Leviticus 18:6

4) Niemand zal tot enige

Hebreeuws, man, man zal niet, enz.; dat is, geen man; want al deze geboden spreken eigenlijk tot de manspersonen, doch alzo, dat bij noodwendig gevolg het vrouwelijke geslacht er mede onder begrepen is.
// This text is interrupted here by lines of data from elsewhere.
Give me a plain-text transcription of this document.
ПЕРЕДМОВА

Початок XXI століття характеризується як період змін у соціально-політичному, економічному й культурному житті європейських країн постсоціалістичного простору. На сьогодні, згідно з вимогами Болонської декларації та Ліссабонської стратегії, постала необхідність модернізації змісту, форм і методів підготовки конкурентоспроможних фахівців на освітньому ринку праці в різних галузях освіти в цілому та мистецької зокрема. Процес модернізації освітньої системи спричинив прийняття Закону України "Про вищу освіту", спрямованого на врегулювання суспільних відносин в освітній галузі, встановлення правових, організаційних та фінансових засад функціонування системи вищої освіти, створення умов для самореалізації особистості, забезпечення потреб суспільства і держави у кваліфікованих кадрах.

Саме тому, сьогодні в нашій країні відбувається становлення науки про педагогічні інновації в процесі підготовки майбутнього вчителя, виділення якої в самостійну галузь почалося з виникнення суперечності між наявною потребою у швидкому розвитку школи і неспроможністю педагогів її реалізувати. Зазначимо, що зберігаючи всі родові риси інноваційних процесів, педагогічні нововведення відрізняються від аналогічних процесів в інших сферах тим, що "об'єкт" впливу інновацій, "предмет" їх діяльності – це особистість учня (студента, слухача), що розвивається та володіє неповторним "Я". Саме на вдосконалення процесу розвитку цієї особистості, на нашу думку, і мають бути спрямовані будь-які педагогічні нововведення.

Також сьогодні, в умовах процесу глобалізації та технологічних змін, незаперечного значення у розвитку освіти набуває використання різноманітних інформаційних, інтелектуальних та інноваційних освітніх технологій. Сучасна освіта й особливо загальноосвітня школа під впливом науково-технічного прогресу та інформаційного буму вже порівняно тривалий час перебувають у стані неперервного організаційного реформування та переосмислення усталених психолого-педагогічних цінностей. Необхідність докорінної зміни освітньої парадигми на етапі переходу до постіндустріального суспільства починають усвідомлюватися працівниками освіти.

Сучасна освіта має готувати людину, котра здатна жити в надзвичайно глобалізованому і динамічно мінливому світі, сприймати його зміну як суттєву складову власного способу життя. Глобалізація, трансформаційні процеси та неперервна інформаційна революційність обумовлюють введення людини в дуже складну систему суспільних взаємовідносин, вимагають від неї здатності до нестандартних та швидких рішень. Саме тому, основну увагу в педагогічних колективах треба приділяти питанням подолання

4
5) nabestaande zijns vleses naderen,

Het Hebreeuwse woord is wel gemeen den man en de vrouw, maar wordt hier eigenlijk van de vrouw genomen, en strekt zich uit tot de graden of trappen der maagschap en der zwagerschap, die hier uitgedrukt staan, en uit dezelve door gelijkvormigheid van bestaan besloten kunnen worden.

6) schaamte te ontdekken;

Hebreeuws, naaktheid; en zo in het volgende. Het is een eerbare manier van spreken, betekenende zoveel als wat de Schrift anders noemt iemand bekennen. Zie Gen. 4:1. Een gelijke manier van spreken is: den zoom der kleding ontdekken, Deut. 22:30, en Deut. 27:20.

Ge 4.1 De 22.30 27.20

Leviticus 21:3-4

4) nabestaande,

Dat is, die zijn natuurlijke zuster is, en niet uit kracht van verdere maagschap of huwelijksverband, of anderszins, alzo genoemd wordt.

5) overste

Het Hebreeuwse woord wordt in dezen zin ook genomen Jes. 16:8. Anderen nemen het voor huisvader, of echte man, in dezen zin, dat een priester over zijne huisvrouw [met welk woord zij hunne overzetting aanvullen] geen rouw zou mogen dragen, hoewel het schijnt dat dit niet ongeoorloofd was, omdat de priester Ezechi‰l dit te doen in den zin had, maar zulks hem extraordinairlijk verboden werd; Ezech. 24:16, enz.